2. Private Respondent, a domestic corporation, is the registrant of the trademark FRUIT FOR EVE in the Philippine Patent Office.
3. Both are involved in the merchandise of garments.
4. Petitioner filed a complaint for infringement of trademark and unfair competition against private respondent, alleging that:
a. The latter’s trademark is confusingly similar to the former’s, both trademarks being used in women’s panties and other textile products.
b. That the hang tags used by private respondent is a colorable imitation of those of the petitioner.
5. Private respondent alleged that there was no confusing similarity between the trademarks.
6. At the pre-trial, the following admissions were made:
a. That the registered trademark Fruit for Eve bears the notice “Reg. Phil. Pat. Off.” while that of Fruit of the Loom does not.
b. That at the time of its registration, the plaintiff filed no opposition thereto.
7. The lower court rendered a decision in favor of the petitioner, permanently enjoining private respondent from using the trademark Fruit for Eve.
8. Both parties appealed to the former Court of Appeals:
a. Petitioner questioned the lower court’s failure to award damages in its favor.
b. Private respondent sought the reversal of the lower court’s decision.
9. The former Court of Appeals rendered a decision reversing the lower court’s decision and dismissing the petitioner’s complaint. The petitioner’s motion for reconsideration was denied.
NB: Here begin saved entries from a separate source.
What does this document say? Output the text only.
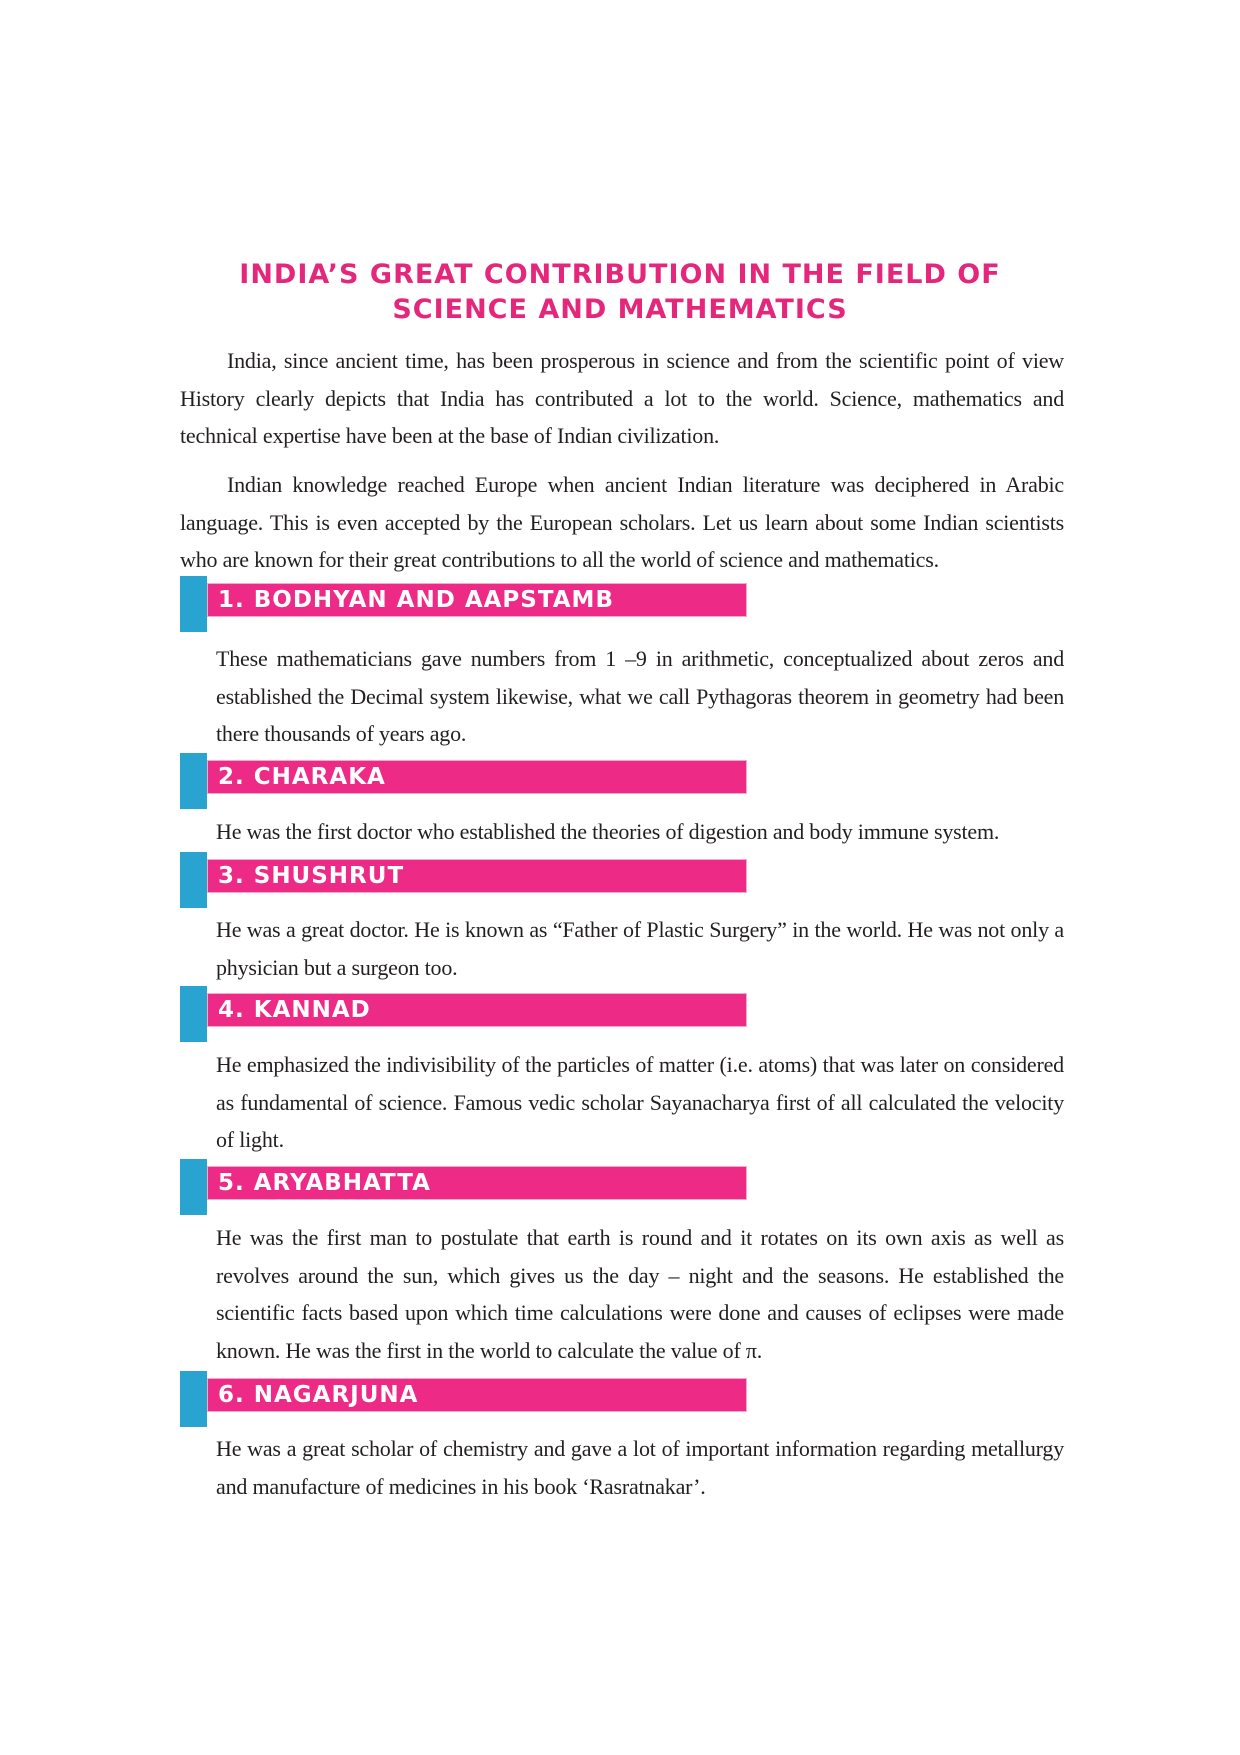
INDIA’S GREAT CONTRIBUTION IN THE FIELD OF
SCIENCE AND MATHEMATICS

India, since ancient time, has been prosperous in science and from the scientific point of view History clearly depicts that India has contributed a lot to the world. Science, mathematics and technical expertise have been at the base of Indian civilization.

Indian knowledge reached Europe when ancient Indian literature was deciphered in Arabic language. This is even accepted by the European scholars. Let us learn about some Indian scientists who are known for their great contributions to all the world of science and mathematics.

1. BODHYAN AND AAPSTAMB

These mathematicians gave numbers from 1 –9 in arithmetic, conceptualized about zeros and established the Decimal system likewise, what we call Pythagoras theorem in geometry had been there thousands of years ago.

2. CHARAKA

He was the first doctor who established the theories of digestion and body immune system.

3. SHUSHRUT

He was a great doctor. He is known as “Father of Plastic Surgery” in the world. He was not only a physician but a surgeon too.

4. KANNAD

He emphasized the indivisibility of the particles of matter (i.e. atoms) that was later on considered as fundamental of science. Famous vedic scholar Sayanacharya first of all calculated the velocity of light.

5. ARYABHATTA

He was the first man to postulate that earth is round and it rotates on its own axis as well as revolves around the sun, which gives us the day – night and the seasons. He established the scientific facts based upon which time calculations were done and causes of eclipses were made known. He was the first in the world to calculate the value of π.

6. NAGARJUNA

He was a great scholar of chemistry and gave a lot of important information regarding metallurgy and manufacture of medicines in his book ‘Rasratnakar’.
In cases involving infringement of trademark brought before this Court, it has been consistently held that there is infringement of trademark when the use of the mark involved would be likely to cause confusion or mistake in the mind of the public or to deceive purchasers as to the origin or source of the commodity. The discerning eye of the observer must focus not only on the predominant words but also on the other features appearing in both labels in order that he may draw his conclusion where one is confusingly similar to the other. The similarities of the competing trademarks in this case are completely lost in the substantial differences in the design and general appearance of their respective hang tags. We have examined the two trademarks as they appear in the hang tags submitted by the parties and We are impressed more by the dissimilarities than by the similarities appearing therein. We hold that the trademarks Fruit of the Loom and Fruit for Eve do not resemble each other as to confuse or deceive an ordinary purchaser. The ordinary purchaser must be thought of as having, and credited with, at least a modicum of intelligence to be able to see the obvious differences between the two trademarks in question.